Given the volatility of agency tenures and frequent rotations of brand managers, marketing investment most often is directed to shorter-term campaign tactics with quick, observable response. A better social app strategy requires the leadership of marketers with a longer-term view and cross-enterprise accountability -- most certainly a CMO or head of digital, who seeks standardized performance and KPIs across the entire brand portfolio.
Have you ever seen a social app strategy expand from campaign to platform?
Agencies mistake everything for TV spots because they cannot make as much money on other media as they do for a TV spot. They pray SOMETHING will be as profitable.
This was exactly the issue in the early days of web -- entire sites were built to resemble a company's TV (or print) ads. And then online advertising similarly tried to follow suit with online ads that were essentially repurposed TV or print ads -- a legacy we are still shaking off. When you have a hammer...
Great post Max.This issue goes way beyond apps and applies to all social outreach, marketing and development. Agencies can only think as far as the campaign. That is their DNA. Creating relationships other than with their brand clients, is something completely foreign to them.

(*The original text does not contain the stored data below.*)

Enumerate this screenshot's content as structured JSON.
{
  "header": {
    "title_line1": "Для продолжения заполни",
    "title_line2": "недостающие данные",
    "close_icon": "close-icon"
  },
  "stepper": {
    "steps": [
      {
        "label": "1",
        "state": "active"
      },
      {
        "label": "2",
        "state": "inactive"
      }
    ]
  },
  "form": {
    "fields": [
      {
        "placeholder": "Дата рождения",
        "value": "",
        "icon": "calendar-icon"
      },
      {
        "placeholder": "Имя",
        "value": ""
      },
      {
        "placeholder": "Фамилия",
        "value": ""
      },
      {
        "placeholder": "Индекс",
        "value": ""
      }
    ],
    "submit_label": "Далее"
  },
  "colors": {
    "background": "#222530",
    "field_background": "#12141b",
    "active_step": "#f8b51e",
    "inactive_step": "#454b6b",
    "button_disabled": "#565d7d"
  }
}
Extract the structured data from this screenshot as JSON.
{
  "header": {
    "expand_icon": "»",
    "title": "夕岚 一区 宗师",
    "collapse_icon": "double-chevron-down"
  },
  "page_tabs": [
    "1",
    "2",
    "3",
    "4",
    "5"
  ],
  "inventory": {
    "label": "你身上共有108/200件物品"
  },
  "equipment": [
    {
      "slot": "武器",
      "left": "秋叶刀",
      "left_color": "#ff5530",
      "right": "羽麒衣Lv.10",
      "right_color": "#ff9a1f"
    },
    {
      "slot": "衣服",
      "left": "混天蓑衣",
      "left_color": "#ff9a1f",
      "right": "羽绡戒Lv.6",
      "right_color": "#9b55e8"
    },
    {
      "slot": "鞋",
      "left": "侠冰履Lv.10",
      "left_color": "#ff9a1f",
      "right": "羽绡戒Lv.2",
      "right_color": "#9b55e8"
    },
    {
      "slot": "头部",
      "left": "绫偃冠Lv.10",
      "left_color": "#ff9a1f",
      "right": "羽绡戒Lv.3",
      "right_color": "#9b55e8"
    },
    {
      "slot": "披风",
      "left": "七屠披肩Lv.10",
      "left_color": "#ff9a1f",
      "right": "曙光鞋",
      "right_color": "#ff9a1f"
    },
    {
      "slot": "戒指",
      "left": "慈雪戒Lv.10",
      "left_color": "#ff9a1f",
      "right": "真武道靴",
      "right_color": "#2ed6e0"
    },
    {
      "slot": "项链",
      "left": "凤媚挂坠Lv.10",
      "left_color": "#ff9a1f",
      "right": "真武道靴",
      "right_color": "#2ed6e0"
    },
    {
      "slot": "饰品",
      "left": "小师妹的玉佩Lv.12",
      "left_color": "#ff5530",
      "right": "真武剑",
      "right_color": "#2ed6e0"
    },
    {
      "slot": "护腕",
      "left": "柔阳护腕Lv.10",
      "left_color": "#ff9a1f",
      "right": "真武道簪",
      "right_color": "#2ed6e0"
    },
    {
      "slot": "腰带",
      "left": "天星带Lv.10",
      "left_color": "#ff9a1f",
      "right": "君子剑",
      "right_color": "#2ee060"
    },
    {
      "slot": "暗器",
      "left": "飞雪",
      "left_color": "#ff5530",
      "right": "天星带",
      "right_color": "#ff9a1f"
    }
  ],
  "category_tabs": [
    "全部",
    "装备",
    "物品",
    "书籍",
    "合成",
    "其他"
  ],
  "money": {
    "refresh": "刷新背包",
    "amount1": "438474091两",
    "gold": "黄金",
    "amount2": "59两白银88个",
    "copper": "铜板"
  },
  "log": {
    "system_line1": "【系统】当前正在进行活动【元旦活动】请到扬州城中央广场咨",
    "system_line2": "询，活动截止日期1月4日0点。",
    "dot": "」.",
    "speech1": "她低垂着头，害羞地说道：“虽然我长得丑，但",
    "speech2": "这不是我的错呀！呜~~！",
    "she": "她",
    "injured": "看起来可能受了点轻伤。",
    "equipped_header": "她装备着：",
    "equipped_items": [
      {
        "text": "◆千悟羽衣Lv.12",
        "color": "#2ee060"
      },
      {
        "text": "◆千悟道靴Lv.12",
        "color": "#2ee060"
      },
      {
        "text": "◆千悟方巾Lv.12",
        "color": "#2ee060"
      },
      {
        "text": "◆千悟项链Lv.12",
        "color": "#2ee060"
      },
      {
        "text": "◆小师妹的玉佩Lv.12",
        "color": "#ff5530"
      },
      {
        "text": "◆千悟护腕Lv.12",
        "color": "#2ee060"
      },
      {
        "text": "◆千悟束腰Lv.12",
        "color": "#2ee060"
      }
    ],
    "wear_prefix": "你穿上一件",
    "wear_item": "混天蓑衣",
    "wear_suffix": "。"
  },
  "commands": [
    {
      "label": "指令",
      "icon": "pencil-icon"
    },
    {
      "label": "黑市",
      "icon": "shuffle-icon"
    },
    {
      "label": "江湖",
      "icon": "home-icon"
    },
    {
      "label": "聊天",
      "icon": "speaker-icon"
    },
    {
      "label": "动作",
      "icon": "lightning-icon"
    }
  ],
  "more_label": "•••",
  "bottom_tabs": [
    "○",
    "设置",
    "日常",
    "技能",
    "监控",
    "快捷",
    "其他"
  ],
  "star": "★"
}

When social is strictly campaign based, the only thing agencies understand, you miss the whole value of what social has to offer. When only campaign and initiative based social is nothing more than another tool in the marketers toolkit. Just like you explain with apps... to amke social truly valuable you "must provide value for people on an ongoing basis; repetitive usage and deepening engagement is much more important than downloads and trials." So true of the whole new paradigm.